Di tengah-tengah perjalanan ke sekolah, aku merasakan sesuatu yang aneh pada sepedaku. Aku pun menepi dan berhenti untuk memeriksanya. Aku kaget sekali. Ternyata ban sepedaku kempes. Kulihat sekeliling. Tidak ada tukal tambal ban. Akhirnya, aku harus menuntun sepedaku. Padahal, letak sekolahku masih cukup jauh.
Setelah berjalan kaki dengan menuntun sepeda cukup lama, akhirnya aku sampai di sekolah. Aku sudah terlambat masuk sekolah selama beberapa menit. Padahal, pagi ini ada ulangan matematika pada jam pelajaran pertama. Meskipun Pak Guru memaklumi alasanku, aku kecewa karena terlambat mengikuti ulangan.
Karena peristiwa tersebut, aku berjanji kepada diriku sendiri untuk menaati perintah orang tua. Orang tua selalu berusaha melakukann sesuatu yang terbaik untuk anaknya. Begitulah yang ayahku lakukan kepadaku ketika memintaku lebih dahulu memompa ban sepedaku.
Selain itu, aku harus sering mengecek kondisi sepedaku. Selain ban, aku juga harus rajin mengecek bagian lain sepedaku, seperti rem. Pengecekan tersebut penting karena sepeda merupakan alat transportasiku menuju sekolah. Selain untuk ke sekolah, aku juga sering menggunakan sepeda untuk pergi bermain.
Aku berharap peristiwa serupa tidak kembali terulang. Aku pun berusaha tegar dan melupakan kesialanku hari ini. Aku ingin tetap terlihat ceria di depan teman-temanku.
Berlibur di Pantai Parangtritis
Aku senang bertamasya ke pantai. Aku sering pergi ke pantai bersama teman-teman. Pada liburan kali ini kami juga bertamasya ke pantai. Kali ini tujuan kami adalah Pantai Parangtritis di Yogyakarta. Kami berangkat pagi-pagi sekali dari rumah. Kami menumpang kendaraan umum.
Setelah sampai di Pantai Parangtritis, kami langsung menuju ke bibir pantai. Akan tetapi, pada saat itu ombaknya sangat besar. Pengunjung dilarang berenang di pantai. Meskipun demikian, kami senang dapat menikmati pemandangan Pantai Parangtritis.
Kami pun mengambil kamera masing-masing. Seperti remaja pada umumnya, kami pun asyik selfie. Karena asyik selfie, aku tidak memperhatikan ombak besar datang. Aku kaget dan berusaha menghindar.

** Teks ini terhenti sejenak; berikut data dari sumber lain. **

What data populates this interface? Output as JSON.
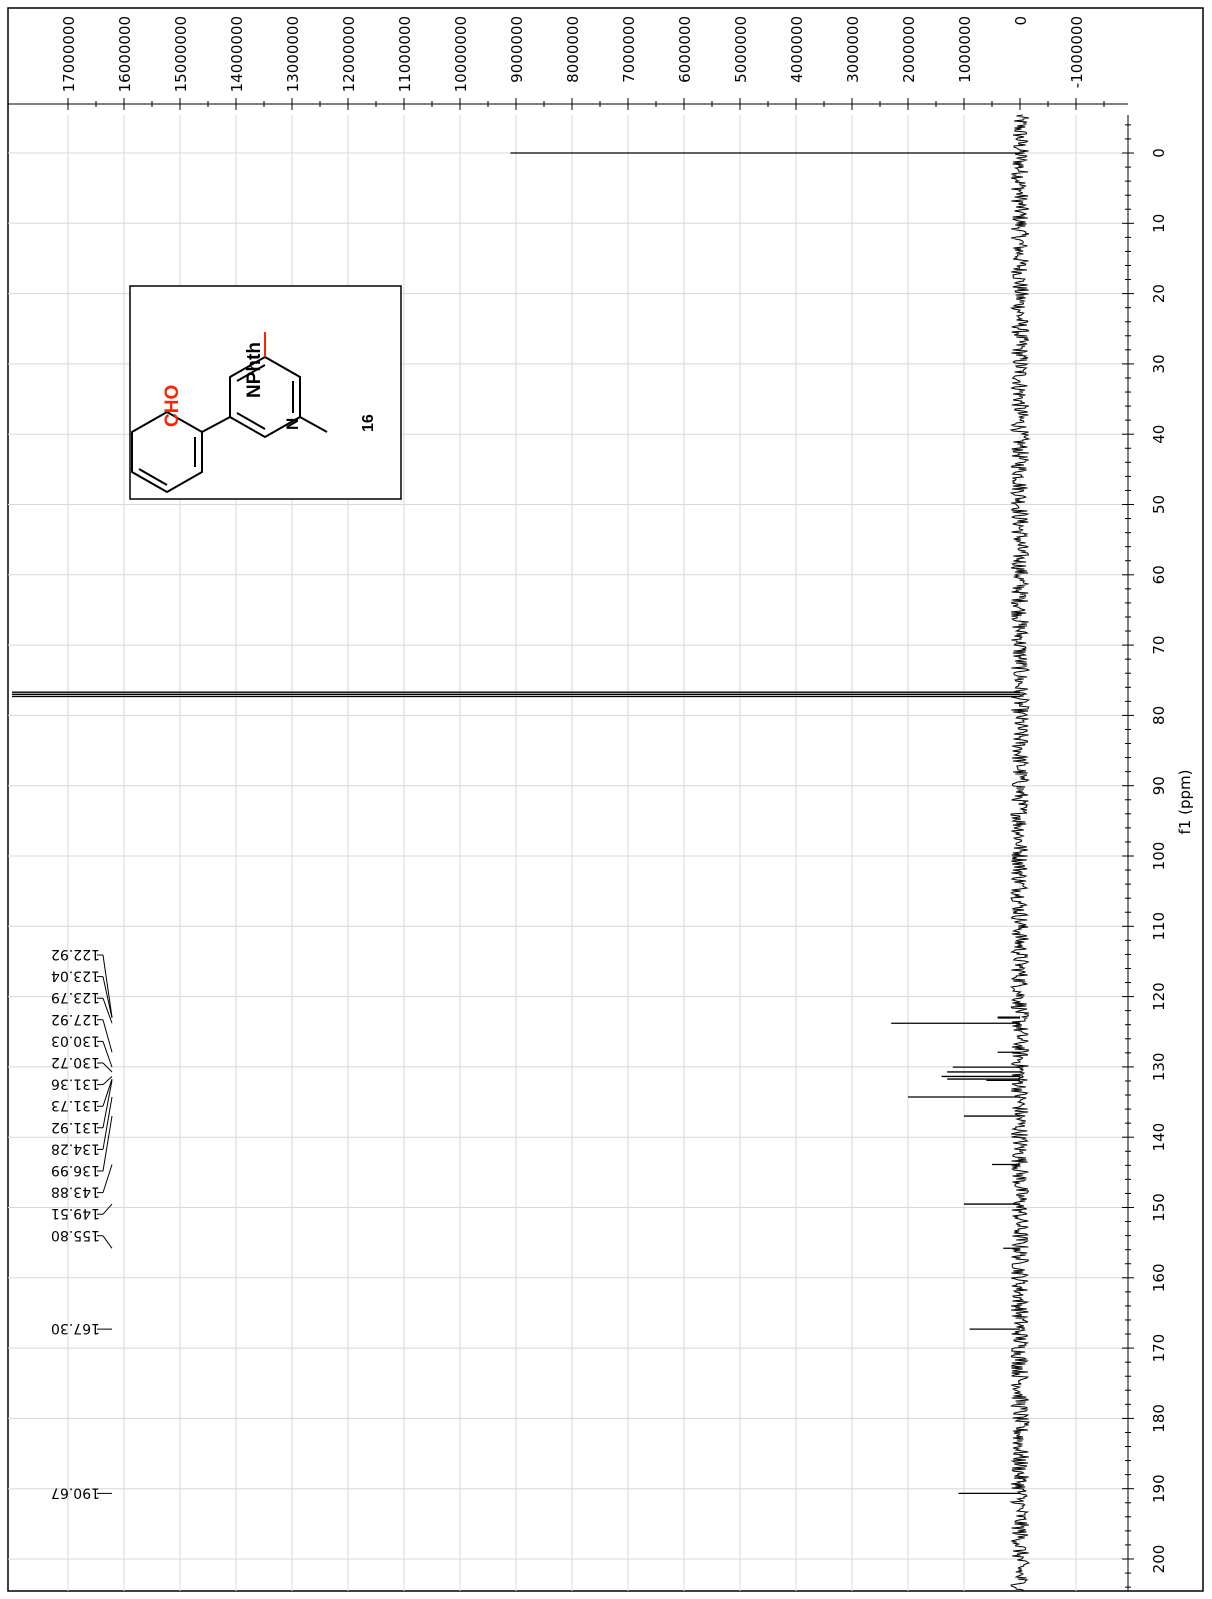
{
  "chart_data": {
    "type": "line",
    "orientation": "rotated-90",
    "xlabel": "f1 (ppm)",
    "ylabel": "",
    "xlim": [
      0,
      200
    ],
    "ylim": [
      -1500000,
      18000000
    ],
    "x_ticks": [
      0,
      10,
      20,
      30,
      40,
      50,
      60,
      70,
      80,
      90,
      100,
      110,
      120,
      130,
      140,
      150,
      160,
      170,
      180,
      190,
      200
    ],
    "x_tick_labels": [
      "0",
      "10",
      "20",
      "30",
      "40",
      "50",
      "60",
      "70",
      "80",
      "90",
      "100",
      "110",
      "120",
      "130",
      "140",
      "150",
      "160",
      "170",
      "180",
      "190",
      "200"
    ],
    "y_ticks": [
      17000000,
      16000000,
      15000000,
      14000000,
      13000000,
      12000000,
      11000000,
      10000000,
      9000000,
      8000000,
      7000000,
      6000000,
      5000000,
      4000000,
      3000000,
      2000000,
      1000000,
      0,
      -1000000
    ],
    "y_tick_labels": [
      "17000000",
      "16000000",
      "15000000",
      "14000000",
      "13000000",
      "12000000",
      "11000000",
      "10000000",
      "9000000",
      "8000000",
      "7000000",
      "6000000",
      "5000000",
      "4000000",
      "3000000",
      "2000000",
      "1000000",
      "0",
      "-1000000"
    ],
    "grid": true,
    "peaks": [
      {
        "ppm": 0.0,
        "intensity": 9100000
      },
      {
        "ppm": 76.7,
        "intensity": 18000000
      },
      {
        "ppm": 77.0,
        "intensity": 18000000
      },
      {
        "ppm": 77.3,
        "intensity": 18000000
      },
      {
        "ppm": 122.92,
        "intensity": 400000
      },
      {
        "ppm": 123.04,
        "intensity": 400000
      },
      {
        "ppm": 123.79,
        "intensity": 2300000
      },
      {
        "ppm": 127.92,
        "intensity": 400000
      },
      {
        "ppm": 130.03,
        "intensity": 1200000
      },
      {
        "ppm": 130.72,
        "intensity": 1300000
      },
      {
        "ppm": 131.36,
        "intensity": 1400000
      },
      {
        "ppm": 131.73,
        "intensity": 1300000
      },
      {
        "ppm": 131.92,
        "intensity": 600000
      },
      {
        "ppm": 134.28,
        "intensity": 2000000
      },
      {
        "ppm": 136.99,
        "intensity": 1000000
      },
      {
        "ppm": 143.88,
        "intensity": 500000
      },
      {
        "ppm": 149.51,
        "intensity": 1000000
      },
      {
        "ppm": 155.8,
        "intensity": 300000
      },
      {
        "ppm": 167.3,
        "intensity": 900000
      },
      {
        "ppm": 190.67,
        "intensity": 1100000
      }
    ],
    "peak_labels": [
      "122.92",
      "123.04",
      "123.79",
      "127.92",
      "130.03",
      "130.72",
      "131.36",
      "131.73",
      "131.92",
      "134.28",
      "136.99",
      "143.88",
      "149.51",
      "155.80",
      "167.30",
      "190.67"
    ],
    "peak_label_ppm": [
      122.92,
      123.04,
      123.79,
      127.92,
      130.03,
      130.72,
      131.36,
      131.73,
      131.92,
      134.28,
      136.99,
      143.88,
      149.51,
      155.8,
      167.3,
      190.67
    ],
    "noise_level": 100000
  },
  "structure": {
    "substituent": "CHO",
    "group": "NPhth",
    "heteroatom": "N",
    "compound_number": "16",
    "substituent_color": "#ff2200"
  }
}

Kameraku terjatuh ke dalam air. Setelah kuperiksa, kameraku rusak.
Sejak peristiwa itu, aku berusaha lebih waspada ketika bermain di pantai. Aku harus mewaspadai ombak datang. Aku harus mematuhi peringatan petugas pantai untuk tidak berada terlalu dekat dengan ombak.
Menjelang siang, kami pun meninggalkan Pantai Parangtritis. Aku senang bercampur sedih karena kameraku rusak. Akan tetapi, aku tidak akan pernah melupakan pengalaman hari itu.